From the BENELUX-IVL prospective registry, patients who underwent IVL during PCI and required tMCS during the procedure were selected. The primary technical endpoint was procedural success <30%, defined as a composite of device success (the ability to deliver the IVL catheter across the target lesion, and delivery of IVL pulses without angiographic complications) with residual stenosis <30%, final Thrombolysis In Myocardial Infarction grade 3 flow, and no in-hospital major adverse cardiovascular events (MACE). The primary clinical outcome was in-hospital MACE, including cardiac death, non-fatal myocardial infarction, or target lesion revascularization.

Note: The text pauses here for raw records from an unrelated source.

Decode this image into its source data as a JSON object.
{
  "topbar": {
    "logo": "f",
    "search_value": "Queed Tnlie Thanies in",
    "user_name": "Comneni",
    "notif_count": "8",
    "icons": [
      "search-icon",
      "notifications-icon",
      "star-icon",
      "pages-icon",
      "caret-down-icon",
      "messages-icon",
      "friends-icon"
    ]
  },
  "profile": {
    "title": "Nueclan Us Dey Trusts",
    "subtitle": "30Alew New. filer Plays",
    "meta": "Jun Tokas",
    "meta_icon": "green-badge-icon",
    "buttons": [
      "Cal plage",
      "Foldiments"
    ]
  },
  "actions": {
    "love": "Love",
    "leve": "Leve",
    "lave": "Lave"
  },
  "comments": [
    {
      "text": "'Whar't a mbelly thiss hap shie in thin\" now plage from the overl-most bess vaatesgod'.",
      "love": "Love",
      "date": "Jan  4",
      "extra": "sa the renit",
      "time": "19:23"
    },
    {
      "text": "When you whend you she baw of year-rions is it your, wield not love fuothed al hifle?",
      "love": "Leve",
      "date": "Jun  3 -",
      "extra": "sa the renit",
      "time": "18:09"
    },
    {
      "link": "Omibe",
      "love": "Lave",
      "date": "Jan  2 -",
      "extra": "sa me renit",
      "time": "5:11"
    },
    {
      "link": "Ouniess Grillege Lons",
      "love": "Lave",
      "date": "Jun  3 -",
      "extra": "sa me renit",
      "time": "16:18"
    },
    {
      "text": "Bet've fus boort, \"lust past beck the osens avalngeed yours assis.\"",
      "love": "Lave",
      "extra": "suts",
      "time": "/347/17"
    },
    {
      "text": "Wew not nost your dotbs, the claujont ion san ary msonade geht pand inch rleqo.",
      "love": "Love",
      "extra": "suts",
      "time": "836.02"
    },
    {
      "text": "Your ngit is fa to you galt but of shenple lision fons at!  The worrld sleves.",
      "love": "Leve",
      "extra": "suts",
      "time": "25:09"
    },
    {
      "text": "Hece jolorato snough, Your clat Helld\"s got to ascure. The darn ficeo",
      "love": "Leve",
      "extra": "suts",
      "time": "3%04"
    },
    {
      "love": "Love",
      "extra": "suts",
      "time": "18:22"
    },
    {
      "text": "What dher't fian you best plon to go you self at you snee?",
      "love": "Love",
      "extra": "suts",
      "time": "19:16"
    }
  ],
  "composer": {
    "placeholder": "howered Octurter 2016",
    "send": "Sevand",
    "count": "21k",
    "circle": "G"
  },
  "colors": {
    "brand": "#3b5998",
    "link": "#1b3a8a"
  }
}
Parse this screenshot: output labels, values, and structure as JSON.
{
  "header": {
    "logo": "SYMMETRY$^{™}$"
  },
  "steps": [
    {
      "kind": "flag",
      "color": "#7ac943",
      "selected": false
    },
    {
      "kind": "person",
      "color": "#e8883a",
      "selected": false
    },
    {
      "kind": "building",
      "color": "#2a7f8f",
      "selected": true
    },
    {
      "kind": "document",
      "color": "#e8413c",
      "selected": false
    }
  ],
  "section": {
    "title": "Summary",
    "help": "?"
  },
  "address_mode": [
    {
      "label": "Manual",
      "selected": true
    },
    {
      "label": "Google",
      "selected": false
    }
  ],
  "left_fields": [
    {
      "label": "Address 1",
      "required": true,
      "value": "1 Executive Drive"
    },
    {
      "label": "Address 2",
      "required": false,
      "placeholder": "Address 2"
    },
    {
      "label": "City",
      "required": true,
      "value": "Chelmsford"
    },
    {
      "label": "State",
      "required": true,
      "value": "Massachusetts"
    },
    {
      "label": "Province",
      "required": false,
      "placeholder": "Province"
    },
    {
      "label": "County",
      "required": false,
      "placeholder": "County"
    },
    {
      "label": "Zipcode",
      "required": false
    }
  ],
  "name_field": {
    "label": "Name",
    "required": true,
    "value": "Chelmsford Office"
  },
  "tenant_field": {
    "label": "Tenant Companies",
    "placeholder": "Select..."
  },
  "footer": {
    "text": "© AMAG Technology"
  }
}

Between May 2019 and March 2024, a total of 454 patients were included, of whom 12 (2.6%) necessitated tMCS (for a total of 13 tMCS devices). Upon admission, the mean LV-EF was 39.5 ± 11.9%. The median Syntax score was 37 (25-49). A bail-out indication was the most common reason for tMCS initiation (58.3%), even if none was directly started due to IVL-related complications. Microaxial Flow Pump was the main utilized device (75%), followed by VA-ECMO (25%) and IABP (8.3%). One case required both VA-ECMO and Impella due to a coronary perforation complicated by cardiac tamponade. Procedural success < 30% was achieved in 91.6% of the cases. MACE occurred in one patient (8.3%).
In a large cohort of patients with complex heavily calcified coronary lesions requiring IVL, the need for tMCS was low (2.6%), with the main indication being bail-out.
血管内碎石术(IVL)越来越多地用于治疗严重钙化的冠状动脉病变。然而,其与临时机械循环支持(tMCS)联合使用的情况仍未得到充分研究。
本研究旨在评估tMCS和IVL目前在治疗严重钙化冠状动脉病变中的应用情况。
从比荷卢经济联盟-IVL前瞻性注册研究中,选取在经皮冠状动脉介入治疗(PCI)期间接受IVL且在手术过程中需要tMCS的患者。主要技术终点为手术成功率<30%,定义为器械成功率(将IVL导管输送穿过靶病变的能力,以及在无血管造影并发症的情况下输送IVL脉冲)与残余狭窄<30%、最终心肌梗死溶栓3级血流以及无院内主要不良心血管事件(MACE)的综合结果。主要临床结局为院内MACE,包括心源性死亡、非致命性心肌梗死或靶病变血运重建。
2019年5月至2024年3月期间,共纳入454例患者,其中12例(2.6%)需要tMCS(共使用13台tMCS设备)。入院时,左心室射血分数(LV-EF)的平均值为39.5±11.9%。Syntax评分中位数为37(25-49)。紧急救助指征是启动tMCS的最常见原因(58.3%),即使没有一例是直接因IVL相关并发症而启动。微轴流泵是主要使用的设备(75%),其次是静脉-动脉体外膜肺氧合(VA-ECMO,25%)和主动脉内球囊反搏(IABP,8.3%)。1例患者因冠状动脉穿孔并发心脏压塞,同时需要VA-ECMO和Impella。91.6%的病例实现了手术成功率<30%。1例患者发生MACE(8.3%)。
在一大群需要IVL治疗的复杂严重钙化冠状动脉病变患者中,tMCS的需求较低(2.6%),主要指征为紧急救助。